Directions to the Preserve: Clayton access point: (Black Creek Road, Clayton, NY) From Clayton, take State Rt. 12 south out of Clayton. From the stop light, travel one-half mile to East Line Road (The Victorian Gas & Convenience Store is on the corner). Turn left onto East Line Road and travel 2.1 miles to Black Creek Road. Turn right onto Black Creek Road and travel approximately 1.3 miles – Black Creek Road takes a hard left – to the stone marker for the trail. The trail extends in a south-easterly direction from the road.
LaFargeville access point: Off State Route 411 (Theresa Street), opposite LaFargeville Agway.
This is a multi-use trail on the old New York Central/Penn Central Railroad bed in Clayton, Orleans, Theresa, Redwood and Philadelphia. The rails-to-trails project, now 25 miles long, is named for former director, Louise “Sissy” Danforth, who was the inspired energy behind its development. The trail crosses through several municipalities, each of whom upkeep their specific sections. The trail is mostly straight with a few bends and hills and has a very high bridge which overlooks in the Indian River Gorge and one underpass. Tell-tale signs of a former railroad bed with scenic views of farmland, woods, ponds and rivers where you may see birds of prey, ducks, beaver or deer. Trail is open from dawn to 12:30am.
Directions to the Park: From Watertown take Rte. 3 West past Henderson Harbor and look for flashing light on Military Road. Take a right on Military Road (Rte. 178). Go 4 miles and bear right at the Y that splits to the Lighthouse road on the left and look for the Wehle State Park Sigh on the gravel road – stay on Military Road until you see the State Park sign.
The State Park sign reads: ‘This 1,043-acre state park, formerly the estate of Robert G. Wehle, opened to the public in 2004 through the generosity and partnership of the New York State Office of Parks, Recreation and Historic Preservation, the New York State Department of Environmental Conservation, and the Wehle family. The park’s network of carriage paths and foot-trails pass through a diverse mixture of wetlands, woodlands, meadows, and pasture lands. Three miles of dramatic limestone cliffs, some reaching 80 feet high, provide breathtaking scenic overlook before dropping down to Lake Ontario’s shoreline.’
There are over 25 miles of trails, and more seem to be added all the time!
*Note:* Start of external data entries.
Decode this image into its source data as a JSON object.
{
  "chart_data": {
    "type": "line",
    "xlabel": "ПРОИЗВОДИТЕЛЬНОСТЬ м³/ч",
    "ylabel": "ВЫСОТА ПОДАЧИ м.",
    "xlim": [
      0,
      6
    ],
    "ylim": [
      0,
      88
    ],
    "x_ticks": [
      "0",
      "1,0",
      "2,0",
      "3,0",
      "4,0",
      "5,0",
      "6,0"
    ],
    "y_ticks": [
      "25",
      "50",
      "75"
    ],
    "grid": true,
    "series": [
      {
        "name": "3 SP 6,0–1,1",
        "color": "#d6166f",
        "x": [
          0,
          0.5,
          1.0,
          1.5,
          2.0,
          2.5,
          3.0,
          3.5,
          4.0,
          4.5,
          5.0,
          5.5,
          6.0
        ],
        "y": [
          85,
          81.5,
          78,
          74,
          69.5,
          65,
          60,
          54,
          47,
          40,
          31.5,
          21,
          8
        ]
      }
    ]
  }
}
Watch out in hunting season as some of the trails are off-limits due to hunters in the area. Look in the Stony Point region as there are more trails and don’t forget to see the lighthouse as well. It is probably best to bring a hybrid or mountain bike on some of these trails.
Black River Trail, on the east edge of Watertown off Rte. 3, is a wide, paved trail accessible for everyone. This trail is well-used from dawn ‘til dusk. The trail is 3.3 miles from end to end and is well-marked with mileage posts from each direction. The Black River end of the trail features a picnic area and access to wide rocks at the edge of the Black River. The river edge is not fenced off and the current is often swift. A close eye should be kept on children and pets. The parking area is near the junction of Ridge Rd and Woodard Rd.Old Mill Town Loop (32 Miles, rated 3).
Note: A new section of trail is currently in the planning stages. A $950,000 project consists of constructing a section of trail from Ridge Road under the Eastern Boulevard bridge. Some 800 feet of trail will pass by the city’s water treatment plant, where it will then head to Huntington Street to connect with Waterworks Park. The city’s Planning Department worked with the state Office of Parks Recreation and Historic Preservation to obtain the funding that will culminate with a more than five-mile stretch of uninterrupted trails along the Black River.
Maple City Trail offers a short, but scenic route through Ogdensburg in northern New York. It begins at the city’s visitor center on the south bank of the St. Lawrence River, which separates the state from Canada. From there, the paved trail heads south, hugging the Oswegatchie River on one side and a row of beautiful mature trees on the other. Parking is available at the Ogdensburg Visitors Center (100 Riverside Avenue).
Note: A new section of the trail is currently underway. In Ogdensburg the trail will convert an old iron railroad trestle into a pedestrian and bicyclist extension of the Maple City Trail. City officials have over the years looked at various scenarios for incorporating the old iron trestle into the municipality’s existing trail system along the Oswegatchie and St. Lawrence rivers. The conversion and use of the abandoned railroad bridge and corridor for pedestrian, bicyclist and other non-motorized transportation users will add 2,400 feet to the existing trail and create a loop with state Route 812. The rail bridge will connect the existing trail to the highway through a series of easements through privately held property adjacent to the bridge.